Before coming here I managed to contact Francesco Malavolta, a photojournalist who knows what happens in the Mediterranean.
He is the one who pushed me to come to Lampedusa, he tells me that I absolutely have to meet Lillo, he has so many stories to tell and he has lived them all firsthand.

So after a couple of calls, we meet for coffee and I just ask him a few questions before I sit in silence and listen.

He tells me about the tragedy of October 3, 2013 (where nearly 400 people lost their lives off the “Island of Rabbits”), about the desperation, about everyone's willingness to lend a hand whenever possible.
He tells me about countless boys, men and women who have arrived over the years, about many unaccompanied minors.

What drives a family to entrust a child to the sea is difficult even to be able to imagine, despair has no limit, but Lillo has always tried to go beyond all this.
Until recently, refugees could leave the Hotspot during the day, and at every opportunity that arose, together with his wife and two daughters, he always helped out, perhaps with some clothes, something to eat or just a smile accompanied by a few words of comfort.
There are so many young people he helped and hosted in his home that he can't even remember all the names, yes because from the first landings in Lampedusa, in the early nineties, the Lampedusans welcomed them into their homes offering them all the help available.
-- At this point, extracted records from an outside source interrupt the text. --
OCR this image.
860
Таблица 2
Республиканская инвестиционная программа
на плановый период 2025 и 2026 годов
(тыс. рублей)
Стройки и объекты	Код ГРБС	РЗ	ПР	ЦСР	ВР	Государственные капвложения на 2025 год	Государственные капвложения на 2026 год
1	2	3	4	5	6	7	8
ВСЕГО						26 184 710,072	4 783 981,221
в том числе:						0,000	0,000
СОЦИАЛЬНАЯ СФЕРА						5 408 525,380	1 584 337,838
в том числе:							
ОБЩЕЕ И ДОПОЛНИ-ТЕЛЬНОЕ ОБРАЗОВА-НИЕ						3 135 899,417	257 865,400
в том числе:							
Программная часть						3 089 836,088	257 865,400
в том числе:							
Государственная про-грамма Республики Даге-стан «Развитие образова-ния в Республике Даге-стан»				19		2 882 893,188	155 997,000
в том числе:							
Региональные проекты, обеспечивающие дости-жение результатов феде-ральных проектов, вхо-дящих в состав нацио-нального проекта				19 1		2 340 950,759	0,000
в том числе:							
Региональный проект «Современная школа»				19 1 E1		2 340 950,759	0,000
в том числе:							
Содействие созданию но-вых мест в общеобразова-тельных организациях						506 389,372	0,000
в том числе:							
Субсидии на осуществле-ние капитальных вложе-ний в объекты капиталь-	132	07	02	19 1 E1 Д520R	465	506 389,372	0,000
Some of these guys, he tells me, who now live elsewhere, return to Lampedusa from time to time and the first person they ask to meet is Lillo. A couple of them even have house keys, they come in, say hello, exchange stories and thanks and then go back to their life, it's always a party when they meet again.
The stories that I hear coming with the most suffering, however, are those of many children they tried to help, taking them to the playground, secretly from the police, making them play and laugh as much as possible, but always with an eye towards who he could have seen them, because although in good faith, he couldn’t have done so.

Almost with tears in his eyes he confides in me that even if he would do everything he has done again (and which he always does), he struggles to have to live in a world where those who want to help, those who are kind, are badly seen and constantly put in difficulty. 
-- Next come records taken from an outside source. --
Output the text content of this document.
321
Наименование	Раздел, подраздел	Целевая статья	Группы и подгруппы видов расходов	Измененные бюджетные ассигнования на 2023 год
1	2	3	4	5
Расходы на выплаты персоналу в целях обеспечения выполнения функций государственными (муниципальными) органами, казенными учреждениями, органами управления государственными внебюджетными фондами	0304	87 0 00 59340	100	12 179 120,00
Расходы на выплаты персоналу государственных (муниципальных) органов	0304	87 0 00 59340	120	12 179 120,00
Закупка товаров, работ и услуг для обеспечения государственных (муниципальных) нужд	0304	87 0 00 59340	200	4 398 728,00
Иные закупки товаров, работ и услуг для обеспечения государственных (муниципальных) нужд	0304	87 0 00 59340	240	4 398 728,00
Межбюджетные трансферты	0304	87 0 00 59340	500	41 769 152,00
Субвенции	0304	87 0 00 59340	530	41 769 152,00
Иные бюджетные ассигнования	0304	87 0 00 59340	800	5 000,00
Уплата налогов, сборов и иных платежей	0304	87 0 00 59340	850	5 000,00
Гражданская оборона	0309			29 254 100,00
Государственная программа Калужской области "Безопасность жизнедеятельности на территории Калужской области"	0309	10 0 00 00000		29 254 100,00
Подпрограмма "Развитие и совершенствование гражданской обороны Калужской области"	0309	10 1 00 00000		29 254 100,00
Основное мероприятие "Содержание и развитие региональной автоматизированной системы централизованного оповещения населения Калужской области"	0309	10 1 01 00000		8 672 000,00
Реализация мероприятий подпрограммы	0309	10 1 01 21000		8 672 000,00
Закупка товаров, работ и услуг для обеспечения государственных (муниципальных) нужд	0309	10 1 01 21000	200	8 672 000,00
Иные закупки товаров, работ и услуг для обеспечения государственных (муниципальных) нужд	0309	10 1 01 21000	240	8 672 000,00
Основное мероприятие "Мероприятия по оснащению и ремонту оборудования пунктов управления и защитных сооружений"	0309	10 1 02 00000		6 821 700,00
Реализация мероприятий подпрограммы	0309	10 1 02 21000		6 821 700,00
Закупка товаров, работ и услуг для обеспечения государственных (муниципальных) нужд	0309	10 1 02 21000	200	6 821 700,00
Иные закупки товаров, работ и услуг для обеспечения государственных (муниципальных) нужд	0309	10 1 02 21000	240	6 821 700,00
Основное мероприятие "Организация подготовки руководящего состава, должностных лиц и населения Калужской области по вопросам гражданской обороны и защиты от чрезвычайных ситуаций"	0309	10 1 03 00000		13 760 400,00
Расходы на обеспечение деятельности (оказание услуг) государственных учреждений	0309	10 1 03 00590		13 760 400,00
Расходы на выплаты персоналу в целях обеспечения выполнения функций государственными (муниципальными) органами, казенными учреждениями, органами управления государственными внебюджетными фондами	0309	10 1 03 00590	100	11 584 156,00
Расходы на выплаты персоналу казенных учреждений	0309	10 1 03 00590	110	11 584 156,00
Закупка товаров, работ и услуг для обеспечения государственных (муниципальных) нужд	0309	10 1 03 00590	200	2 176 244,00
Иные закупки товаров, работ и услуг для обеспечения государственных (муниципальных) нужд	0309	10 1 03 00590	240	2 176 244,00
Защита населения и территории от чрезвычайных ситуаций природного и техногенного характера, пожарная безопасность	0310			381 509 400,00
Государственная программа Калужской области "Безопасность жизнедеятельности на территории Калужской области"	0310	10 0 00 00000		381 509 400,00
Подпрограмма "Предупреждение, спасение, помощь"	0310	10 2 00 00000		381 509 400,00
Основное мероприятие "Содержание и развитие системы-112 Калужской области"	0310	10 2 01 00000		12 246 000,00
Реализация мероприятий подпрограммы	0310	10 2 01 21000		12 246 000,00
Lillo is not the only Lampedusan of this type, there are many and they work hard, but today it’s increasingly difficult. All landings are fully monitored and the only opportunity to assist, for those like him who want to give at least a little comfort, is to ask for permission to enter military ports, where it’s not possible to take videos, photographs or questions.
Not to mention that because of the covid all those refugees who unfortunately are positive are isolated on the quarantine boats, in Lampedusa the migrants are not seen at all, it almost seems that someone wants to keep them hidden from everyone's eyes.
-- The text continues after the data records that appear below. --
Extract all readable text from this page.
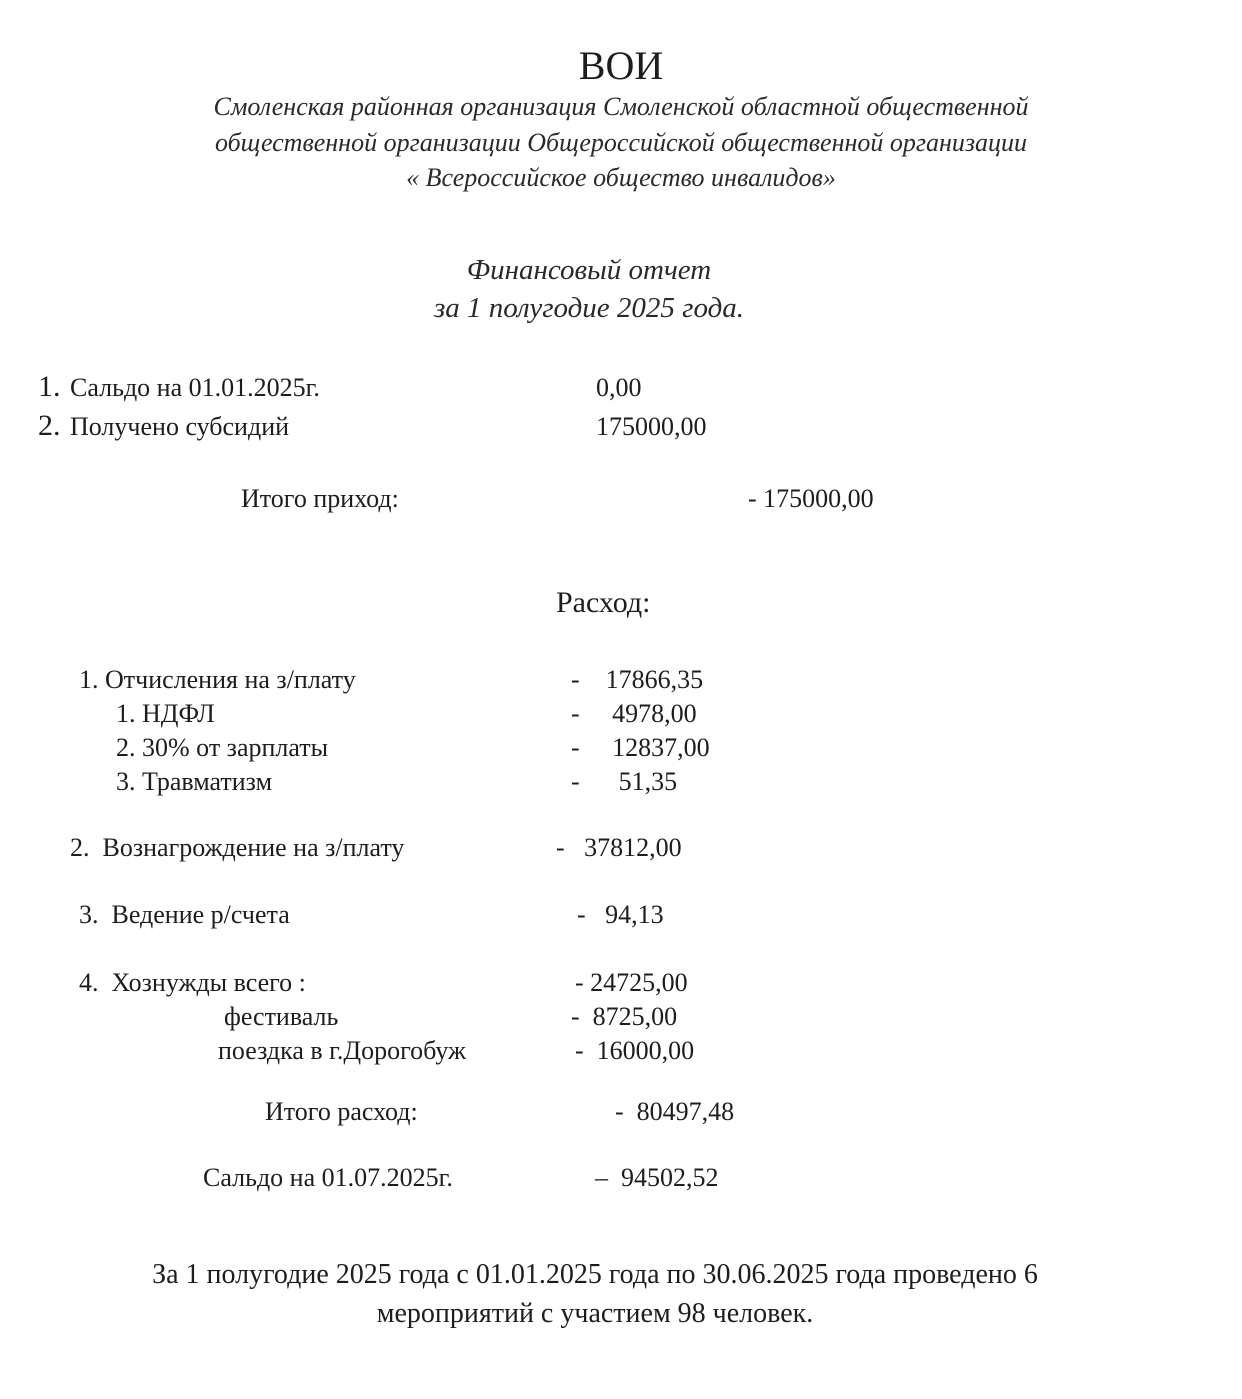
ВОИ
Смоленская районная организация Смоленской областной общественной
общественной организации Общероссийской общественной организации
« Всероссийское общество инвалидов»
Финансовый отчет
за 1 полугодие 2025 года.
1. Сальдо на 01.01.2025г.	0,00
2. Получено субсидий	175000,00
Итого приход:	- 175000,00
Расход:
1. Отчисления на з/плату	-    17866,35
1. НДФЛ	-     4978,00
2. 30% от зарплаты	-     12837,00
3. Травматизм	-      51,35
2.  Вознагрождение на з/плату	-   37812,00
3.  Ведение р/счета	-   94,13
4.  Хознужды всего :	- 24725,00
фестиваль	-  8725,00
поездка в г.Дорогобуж	-  16000,00
Итого расход:	-  80497,48
Сальдо на 01.07.2025г.	–  94502,52
За 1 полугодие 2025 года с 01.01.2025 года по 30.06.2025 года проведено 6
мероприятий с участием 98 человек.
Our country is full of stories like these that are just waiting to be told, and I think it's important to do so, because if you don't know a story, then it doesn't exist, but when we talk about it, instead, there is one more chance that things change, and there is a real need.

Soon I will leave for the next stages of this project, in preparation for the photographic exhibition "Who welcomes does not make news" which will be exhibited in Brescia on the occasion of the 2022 Peace Festival.